Wir hatten eine Liste von 5000 Namen, aus jeder Bereich und jeder Region. Wir haben uns dabei auf vier Schwerpunkte konzentriert:  Wirtschaft, Politik, Wissenschaft und Kunst und Kultur, mit Innovation als einem Element, das alle Bereiche verbindet. Uns waren Unternehmer und Besitzer von KMU genauso wichtig wie Chefs der Grosskonzerne. Wichtig waren für uns ausserdem Schweizer, die im Ausland leben, zum Beispiel als Unternehmer im Silicon Valley oder Schweizer Gastronomen, die überall in der Welt leben. Auch Schweizer Diplomaten und Vertreter internationaler Organisationen zählen dazu.

Ihre Biografien enthalten detaillierte Angaben zur Person. Wie haben Sie die bekommen?
Wir haben um die 2000 Personen angeschrieben, jeden einzelnen persönlich. Das war wichtig, weil das tradtionelle «Who’s Who»-Konzept als biografisches Nachschlagewerk einigen durch die Ausgaben in anderen Ländern vertraut war, anderen aber gar nichts sagte. Wir wollten uns bekannt machen und auch unsere Seriosität beweisen, um ein Vertrauensverhältnis zu den von uns Porträtierten aufzubauen.

Wie haben die Angeschriebenen reagiert?
Wir haben alle möglichen Antworten bekommen. Einige haben sofort positiv reagiert, andere haben sich gegenüber der ersten Ausgaben zurückgehalten, andere brauchten Bedenkzeit. Am Schluss hatten wir 700 Biografien gesammelt, die jetzt in dem Buch enthalten sind. Wir hätten noch mehr aufnehmen können, aber bei einigen war es schwierig, Daten zu bestätigen, darum haben wir sie vorerst ausgelassen. Wir planen aber eine zweite, erweiterte Ausgabe.

Was haben Sie durch das Projekt «Who’s Who» gelernt?
Wir haben gelernt, wie breit  und unterschiedlich die Schweiz in den einzelnen Sektoren aufgestellt ist. Ich möchte dabei gar nicht so sehr einzelne Personen in den Fokus stellen, für uns Verfasser sind sie alle gleichberechtig. Einige sind bekannter,  andere wirken jenseits des Rampenlichts. Aber sie alle verbindet die gleich Idee – Exzellenz in ihrem jeweiligen Sektor zu erreichen und die Ausrichtung des Landes zu formen. Darum steht zum Beispiel ein kleiner Geigenbauer, der über rares Spezialwissen verfügt neben dem Schweizer Botschafter in Washington, D.C. und daneben wiederum ein grosser Konzernchef.

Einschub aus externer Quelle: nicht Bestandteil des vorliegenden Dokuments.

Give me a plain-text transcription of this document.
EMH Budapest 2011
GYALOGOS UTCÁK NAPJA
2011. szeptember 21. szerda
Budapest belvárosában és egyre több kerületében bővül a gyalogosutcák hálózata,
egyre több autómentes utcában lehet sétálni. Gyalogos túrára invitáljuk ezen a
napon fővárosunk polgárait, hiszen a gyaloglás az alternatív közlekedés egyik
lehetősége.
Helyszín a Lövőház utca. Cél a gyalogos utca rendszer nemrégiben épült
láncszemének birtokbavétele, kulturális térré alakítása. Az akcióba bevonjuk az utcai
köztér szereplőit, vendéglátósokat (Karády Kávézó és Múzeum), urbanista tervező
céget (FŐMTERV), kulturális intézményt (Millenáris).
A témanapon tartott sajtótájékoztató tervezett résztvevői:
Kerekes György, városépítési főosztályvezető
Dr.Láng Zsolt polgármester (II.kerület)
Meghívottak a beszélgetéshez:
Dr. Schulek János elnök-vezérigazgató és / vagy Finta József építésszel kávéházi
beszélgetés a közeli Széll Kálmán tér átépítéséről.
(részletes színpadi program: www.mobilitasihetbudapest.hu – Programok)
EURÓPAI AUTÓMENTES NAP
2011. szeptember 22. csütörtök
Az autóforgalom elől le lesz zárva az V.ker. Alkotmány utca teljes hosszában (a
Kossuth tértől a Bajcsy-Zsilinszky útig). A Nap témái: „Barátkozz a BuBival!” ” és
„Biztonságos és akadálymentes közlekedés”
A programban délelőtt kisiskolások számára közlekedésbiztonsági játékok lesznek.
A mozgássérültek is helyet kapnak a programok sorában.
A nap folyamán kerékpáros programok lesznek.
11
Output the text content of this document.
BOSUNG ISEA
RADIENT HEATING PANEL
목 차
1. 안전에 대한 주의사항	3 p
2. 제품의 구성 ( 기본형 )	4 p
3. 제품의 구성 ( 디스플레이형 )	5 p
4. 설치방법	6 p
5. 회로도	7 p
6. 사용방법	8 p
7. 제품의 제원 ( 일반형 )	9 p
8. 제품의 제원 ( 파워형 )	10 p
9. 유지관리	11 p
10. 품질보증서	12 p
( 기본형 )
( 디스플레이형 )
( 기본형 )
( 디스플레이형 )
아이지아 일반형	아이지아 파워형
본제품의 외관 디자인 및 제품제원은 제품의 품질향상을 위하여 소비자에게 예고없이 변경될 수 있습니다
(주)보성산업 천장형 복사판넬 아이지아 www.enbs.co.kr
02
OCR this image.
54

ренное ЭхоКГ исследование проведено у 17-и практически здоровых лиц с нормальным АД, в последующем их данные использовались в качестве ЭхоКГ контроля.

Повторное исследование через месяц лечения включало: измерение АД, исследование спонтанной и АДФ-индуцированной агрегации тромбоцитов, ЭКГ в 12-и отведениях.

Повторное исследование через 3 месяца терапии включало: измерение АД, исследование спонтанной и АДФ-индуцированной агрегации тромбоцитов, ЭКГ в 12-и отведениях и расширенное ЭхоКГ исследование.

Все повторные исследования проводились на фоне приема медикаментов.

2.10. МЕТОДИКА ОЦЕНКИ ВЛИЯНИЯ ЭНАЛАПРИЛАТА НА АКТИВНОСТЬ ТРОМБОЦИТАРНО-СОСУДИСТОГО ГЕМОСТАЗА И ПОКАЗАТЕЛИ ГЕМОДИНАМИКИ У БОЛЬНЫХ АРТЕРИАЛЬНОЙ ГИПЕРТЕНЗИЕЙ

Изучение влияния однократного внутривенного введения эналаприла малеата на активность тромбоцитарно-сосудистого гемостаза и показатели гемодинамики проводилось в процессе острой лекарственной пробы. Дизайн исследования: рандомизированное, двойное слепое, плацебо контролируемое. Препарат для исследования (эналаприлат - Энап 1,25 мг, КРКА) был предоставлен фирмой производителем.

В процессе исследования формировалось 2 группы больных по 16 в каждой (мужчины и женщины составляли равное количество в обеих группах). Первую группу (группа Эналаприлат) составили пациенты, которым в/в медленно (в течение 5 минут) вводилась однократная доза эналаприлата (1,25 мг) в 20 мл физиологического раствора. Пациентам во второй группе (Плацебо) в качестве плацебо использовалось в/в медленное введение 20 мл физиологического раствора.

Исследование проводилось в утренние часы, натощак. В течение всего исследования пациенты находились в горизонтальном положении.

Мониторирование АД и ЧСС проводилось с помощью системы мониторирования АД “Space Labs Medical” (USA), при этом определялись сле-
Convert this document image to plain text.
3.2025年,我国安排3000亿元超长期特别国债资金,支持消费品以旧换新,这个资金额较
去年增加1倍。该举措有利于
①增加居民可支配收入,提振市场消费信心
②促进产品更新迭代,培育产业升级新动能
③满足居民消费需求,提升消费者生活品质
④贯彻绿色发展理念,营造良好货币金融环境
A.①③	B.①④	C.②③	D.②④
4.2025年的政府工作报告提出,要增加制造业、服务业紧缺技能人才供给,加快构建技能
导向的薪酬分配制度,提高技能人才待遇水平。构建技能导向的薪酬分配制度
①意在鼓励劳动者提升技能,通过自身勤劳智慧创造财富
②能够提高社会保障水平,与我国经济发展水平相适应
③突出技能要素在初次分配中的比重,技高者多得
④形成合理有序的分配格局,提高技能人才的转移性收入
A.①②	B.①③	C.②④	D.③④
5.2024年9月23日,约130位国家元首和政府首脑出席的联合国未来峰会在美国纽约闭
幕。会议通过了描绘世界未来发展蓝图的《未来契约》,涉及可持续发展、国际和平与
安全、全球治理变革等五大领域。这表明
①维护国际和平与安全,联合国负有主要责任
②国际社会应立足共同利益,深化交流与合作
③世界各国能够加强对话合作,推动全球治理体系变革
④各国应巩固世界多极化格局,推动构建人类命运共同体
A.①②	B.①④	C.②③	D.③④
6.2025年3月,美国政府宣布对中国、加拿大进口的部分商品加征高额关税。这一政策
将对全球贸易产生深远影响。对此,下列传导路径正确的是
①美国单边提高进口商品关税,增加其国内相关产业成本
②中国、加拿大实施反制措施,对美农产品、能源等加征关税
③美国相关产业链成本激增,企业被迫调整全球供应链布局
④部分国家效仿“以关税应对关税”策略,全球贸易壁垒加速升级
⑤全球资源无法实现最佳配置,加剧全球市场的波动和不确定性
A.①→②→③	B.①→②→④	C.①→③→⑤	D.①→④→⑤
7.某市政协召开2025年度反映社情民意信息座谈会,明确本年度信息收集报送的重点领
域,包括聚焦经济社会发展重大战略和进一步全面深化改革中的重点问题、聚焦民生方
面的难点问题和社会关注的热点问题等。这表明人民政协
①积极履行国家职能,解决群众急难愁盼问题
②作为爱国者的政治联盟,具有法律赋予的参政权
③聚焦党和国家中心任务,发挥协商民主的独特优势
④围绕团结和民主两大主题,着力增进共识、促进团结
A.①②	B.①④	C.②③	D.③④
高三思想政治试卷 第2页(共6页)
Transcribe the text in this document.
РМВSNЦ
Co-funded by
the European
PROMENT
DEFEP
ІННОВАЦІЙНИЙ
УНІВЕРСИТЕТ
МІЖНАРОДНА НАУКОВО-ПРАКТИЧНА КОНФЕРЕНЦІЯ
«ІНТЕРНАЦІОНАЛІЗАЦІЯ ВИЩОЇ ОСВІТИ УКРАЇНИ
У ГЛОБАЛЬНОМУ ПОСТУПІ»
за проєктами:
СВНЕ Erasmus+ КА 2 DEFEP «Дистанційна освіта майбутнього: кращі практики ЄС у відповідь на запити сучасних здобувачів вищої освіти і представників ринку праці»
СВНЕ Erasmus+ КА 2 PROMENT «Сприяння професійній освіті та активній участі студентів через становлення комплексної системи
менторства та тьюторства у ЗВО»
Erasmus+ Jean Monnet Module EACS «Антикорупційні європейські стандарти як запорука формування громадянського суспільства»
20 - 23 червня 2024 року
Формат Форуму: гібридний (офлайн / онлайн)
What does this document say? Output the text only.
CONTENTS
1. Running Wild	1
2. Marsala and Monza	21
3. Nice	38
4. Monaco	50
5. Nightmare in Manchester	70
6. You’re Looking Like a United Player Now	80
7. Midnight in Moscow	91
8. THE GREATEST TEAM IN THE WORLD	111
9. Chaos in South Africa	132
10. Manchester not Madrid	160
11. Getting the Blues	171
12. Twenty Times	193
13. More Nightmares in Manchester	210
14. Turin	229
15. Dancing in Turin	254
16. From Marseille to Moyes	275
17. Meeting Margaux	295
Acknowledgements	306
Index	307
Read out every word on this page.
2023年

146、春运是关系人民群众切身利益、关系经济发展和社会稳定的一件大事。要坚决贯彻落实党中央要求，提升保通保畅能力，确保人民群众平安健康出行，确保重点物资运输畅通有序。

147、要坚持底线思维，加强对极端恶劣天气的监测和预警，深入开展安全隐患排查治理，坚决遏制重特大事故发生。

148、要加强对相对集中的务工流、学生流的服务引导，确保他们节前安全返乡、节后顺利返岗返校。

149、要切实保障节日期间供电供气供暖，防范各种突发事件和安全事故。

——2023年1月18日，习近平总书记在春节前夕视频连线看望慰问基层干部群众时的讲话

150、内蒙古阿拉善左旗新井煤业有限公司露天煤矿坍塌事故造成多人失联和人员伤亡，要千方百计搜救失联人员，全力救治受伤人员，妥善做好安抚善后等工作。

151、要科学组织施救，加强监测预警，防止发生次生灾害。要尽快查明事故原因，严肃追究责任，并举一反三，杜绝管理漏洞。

Wie haben Sie das Vertrauen derjenigen erworben, denen Sie viele und persönliche Fragen stellten?
Es ist wahr, unser vierseitiger Fragebogen kann ein bisschen abschreckend wirken. Am wichtigsten sind für uns aber die Meilensteine einer Karriere. Es gibt natürlich auch den Teil, der nach Familie, Ausbildung, Mitgliedschaften, Sportvorlieben oder Hobbies fragt. Das ist für die Leser interessant, aber niemand ist zu einer Antwort gezwungen. Wichtig ist allerdings, dass jede Biografie die Kontaktdaten enthält. Einige haben auch ihre privaten Kontaktinformationen über ihre berufliche Adresse und E-Mail hinaus angegeben. Das ist sehr wichtig, weil das «Swiss Who’s Who» auf diese Weise als Netzwerk genutzt werden kann.

Wie haben Sie die einzelnen Biografien bearbeitet?
Für uns ist wichtig, dass die Biografien auf Fakten basieren und nicht bewerten. Einige der Porträtierten wollten, dass wir zum Beispiel schreiben: XYZ zählt zu den wichtigsten Architekten der Schweiz. So etwas schreiben wir nicht und wir überprüfen auch jede Information, die uns als biografische Angabe geschickt wird. Die Angaben müssen so objektiv und zuverlässig sein wie möglich, da es sich beim «Swiss Who’s Who» um ein Arbeitswerkzeug handelt.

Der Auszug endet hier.